There is no history of radical Islam in Cuba. In fact, there is hardly any history of Islam at all. With its long-standing paranoia about internal security and its elaborate network of government spies and snitches, the island nation would have to be among the last places on Earth where al-Qaeda would try to establish a cell, let alone plan and launch an attack. Yet Cuba is on the list because the State Department still considers it -- along with Iran, Sudan and Syria -- to be a state sponsor of terrorism.
Really? Despite the fact that the U.S. Interests Section in Havana was one of the few American diplomatic posts in the world to remain open for normal business, with no apparent increased security, in the days after the Sept. 11, 2001, terrorist attacks?
The Obama administration has made many admirable moves to bring U.S. foreign policy into closer alignment with objective reality. But progress toward a fact-based relationship with Cuba has been tentative and halting, at best. Obvious steps that could only serve U.S. interests -- and, in the process, almost surely make Cuba a more open society -- remain untaken.
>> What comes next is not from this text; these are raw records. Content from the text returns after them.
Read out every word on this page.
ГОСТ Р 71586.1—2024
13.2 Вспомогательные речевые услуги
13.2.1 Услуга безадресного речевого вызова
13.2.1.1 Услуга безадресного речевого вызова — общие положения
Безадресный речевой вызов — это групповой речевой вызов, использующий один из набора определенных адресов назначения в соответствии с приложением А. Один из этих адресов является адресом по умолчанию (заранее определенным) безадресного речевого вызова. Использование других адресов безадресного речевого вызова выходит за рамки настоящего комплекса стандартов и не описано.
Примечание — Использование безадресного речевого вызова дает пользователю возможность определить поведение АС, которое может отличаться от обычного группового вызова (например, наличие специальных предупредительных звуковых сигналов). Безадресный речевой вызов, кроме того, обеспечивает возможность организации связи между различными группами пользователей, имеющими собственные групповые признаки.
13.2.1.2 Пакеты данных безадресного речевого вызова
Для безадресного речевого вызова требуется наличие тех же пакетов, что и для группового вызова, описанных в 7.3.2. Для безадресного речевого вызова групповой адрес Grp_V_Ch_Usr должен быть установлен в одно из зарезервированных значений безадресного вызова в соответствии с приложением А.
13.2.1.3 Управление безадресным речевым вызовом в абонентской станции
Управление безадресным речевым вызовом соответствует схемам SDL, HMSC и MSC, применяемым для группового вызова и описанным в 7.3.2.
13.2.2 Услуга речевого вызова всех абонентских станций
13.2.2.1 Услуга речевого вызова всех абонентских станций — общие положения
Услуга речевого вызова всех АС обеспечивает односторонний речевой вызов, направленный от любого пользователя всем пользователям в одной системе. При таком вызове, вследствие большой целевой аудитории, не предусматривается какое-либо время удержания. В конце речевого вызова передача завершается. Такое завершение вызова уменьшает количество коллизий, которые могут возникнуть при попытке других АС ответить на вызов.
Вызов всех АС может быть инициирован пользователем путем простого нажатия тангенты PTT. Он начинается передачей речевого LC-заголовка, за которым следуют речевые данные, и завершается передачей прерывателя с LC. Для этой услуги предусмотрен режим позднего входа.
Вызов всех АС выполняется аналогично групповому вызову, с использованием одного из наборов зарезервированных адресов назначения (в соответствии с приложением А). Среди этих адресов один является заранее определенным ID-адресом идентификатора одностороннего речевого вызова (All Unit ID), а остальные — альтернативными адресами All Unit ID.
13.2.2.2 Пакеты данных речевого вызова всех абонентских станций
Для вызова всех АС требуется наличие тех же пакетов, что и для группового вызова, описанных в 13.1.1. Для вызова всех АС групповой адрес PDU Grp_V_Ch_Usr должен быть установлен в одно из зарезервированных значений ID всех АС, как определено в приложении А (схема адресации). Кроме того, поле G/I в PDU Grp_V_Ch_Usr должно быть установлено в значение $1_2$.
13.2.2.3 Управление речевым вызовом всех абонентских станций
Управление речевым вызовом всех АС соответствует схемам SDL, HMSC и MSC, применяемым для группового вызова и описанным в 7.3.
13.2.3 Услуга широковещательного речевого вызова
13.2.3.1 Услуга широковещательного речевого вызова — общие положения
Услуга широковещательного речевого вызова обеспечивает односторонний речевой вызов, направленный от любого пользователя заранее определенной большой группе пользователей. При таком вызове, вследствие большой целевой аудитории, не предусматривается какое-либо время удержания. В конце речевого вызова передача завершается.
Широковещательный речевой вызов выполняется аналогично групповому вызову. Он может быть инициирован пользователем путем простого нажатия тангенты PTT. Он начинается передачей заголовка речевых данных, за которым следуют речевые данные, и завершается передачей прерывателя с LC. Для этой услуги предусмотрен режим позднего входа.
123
Last month, New York Times correspondent Tim Golden and I hosted a lunchtime conversation -- and mini-concert -- in Washington with Carlos Varela, a singer-songwriter who is often called Cuba's Bob Dylan. The event, sponsored by the New America Foundation's U.S.-Cuba Policy Initiative and the Center for Democracy in the Americas, was notable for the fact that it could take place at all: Varela's only previous trip to the United States was in 1998. He wanted to come again in 2004, but the U.S. government refused him a visa.
The George W. Bush administration adopted a hard-line policy of denying visas to most Cuban artists, including some who were trying to come because they had been nominated for Grammy Awards. The fact that Varela got a visa this time is indicative of a partial thaw, but there has not yet been a full return to the pre-Bush status quo, when the question that preoccupied Cuban musicians was whether the Castro government would let them out, not whether the U.S. government would let them in.
In May, the Obama administration denied a visa to world-famous Cuban folk singer Silvio Rodriguez, who had hoped to perform at a concert in New York marking the legendary Pete Seeger's 90th birthday. I suppose it's possible to draw a distinction -- Rodriguez is known as a true believer in the communist system that Fidel Castro installed, while Varela, without explicitly criticizing the regime, uses nuance and metaphor to question the government and express the impatience of Cuban youth. But since when is the United States afraid of exposure to a competing ideology?
The Obama administration has inched forward in the right direction. Last April, the president lifted restrictions on how often Cuban Americans can visit relatives on the island and how much money they can send to family members. Basically undisturbed, however, are the main pillars of a half-century's worth of failed policy toward Cuba: the ban that effectively keeps almost all other Americans from traveling to Cuba, and the trade embargo that forbids U.S. companies from doing business there.
Granted, the president already has plenty on his plate. He may be reluctant to introduce yet another variable. It's not hard to imagine a senator or a group of House members holding, say, health-care reform hostage over Cuba policy.
But it's difficult for me to believe that Obama fails to see how insane our current policy really is. He needs to change it -- and he can begin by ceasing to pretend that looking for al-Qaeda terrorists on flights from Cuba is anything but a big waste of time.